Center must return illegal donation despite finance watchdog shortcomings

A long-running court case has reached the stage where the Center Party must still pay back the bulk of one million euros deemed an illegal party donation has also revealed shortcomings on the part of the main watchdog body tasked with monitoring party finances.

In January this year, corruption scandal involving the Center Party and a real estate project in Tallinn prompted the resignation of Center leader Jüri Ratas as prime minister, and a coalition collapse, within hours of an investigation into the goings-on being made public.

The case ruled on Friday predates that, and involves work done by a firm for the party's political campaigning over the period 2009-2015, which was not adequately documented or invoiced for.

In essence, a Center Party complaint were not justified, the court found this week, but at the same time another court granting the complaint and annulling the injunction had made its decisions related to inadequacies in evidence presented in the first place.

The injunction concerned a donation by Midfield OU to the Center Party in the form of advertising services provided to the appellant which ERJK deemed forbidden as Midfield OU had not presented invoices to Center or requested payment for its services.

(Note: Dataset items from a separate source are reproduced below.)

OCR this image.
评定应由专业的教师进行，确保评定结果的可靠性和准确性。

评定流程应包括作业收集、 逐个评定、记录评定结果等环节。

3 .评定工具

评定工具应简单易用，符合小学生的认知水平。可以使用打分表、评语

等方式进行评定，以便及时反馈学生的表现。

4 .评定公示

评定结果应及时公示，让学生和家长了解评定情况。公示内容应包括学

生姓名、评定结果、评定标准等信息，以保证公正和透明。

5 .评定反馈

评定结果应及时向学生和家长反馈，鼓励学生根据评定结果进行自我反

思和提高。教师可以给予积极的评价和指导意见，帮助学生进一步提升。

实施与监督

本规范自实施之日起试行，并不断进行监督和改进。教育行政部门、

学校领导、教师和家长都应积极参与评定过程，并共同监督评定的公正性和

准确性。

The second-tier Tallinn Circuit Court concluded Friday that there had been shortcomings in the collection of evidence which need to be eliminated, and largely upheld a previous ruling, meaning a precept the Supervisory Committee on Party Financing (ERJK) on Center remains in force.

Election campaigning by Center not properly invoiced

Center is charged with having its election campaigns from 2009-2015 conducted by a private sector firm, Midfield OÜ, whose owner is Paavo Pettai, inadequately invoiced.

Confirmations allegedly sent via email to Pettai had been dismissed as unreliable evidence by the first-tier administrative court. Pettai allegedly did not forward these to an expert witness called to the case but instead these were printed out and added to the expert assessment at some point.

The first-tier court had said: "This printout does not provide sufficient certainty for the court that the contract partner of Midfield OÜ has indeed sent such a confirmation via email."

"As Midfield OÜ has a financial interest in the resolution of this case, the company is not impartial and the documents presented by it must be viewed with reasonable skepticism. A confirmation in the form of evidence without a signature is likewise not reliable for the same reasons," the court went on.

The administrative court noted that the ERJK generally had not collected enough evidence in its administrative proceedings, adding that errors in gathering evidence were significant, as they may have affected the size of the sum Center was ordered to return to Midfield.

"Thus, the ERJK did not collect evidence to verify the link between the invoices bearing the confirmation of P. Pettai or Midfield OÜ and the appellant. Evidence presented by Midfield OÜ has not been viewed with sufficient discernment, and there has not been an attempt to check the reliability thereof through evidence that is unrelated to Midfield," the court said.

This may have affected the injunction, which thus must be annulled.

The court said that the ERJK can either conduct new administrative proceedings into the Center Party's case, collect the missing evidence or leave unproven invoices aside, recalculating the sum and issuing a new injunction to Center.

The court also left unchanged the interim injunction granted to Center on May 28, 2019, until the judgement in the litigation enters into effect, which means that the fulfillment of the ERJK injunction has been suspended until that time.

The prohibited donation must still be returned, but minus VAT.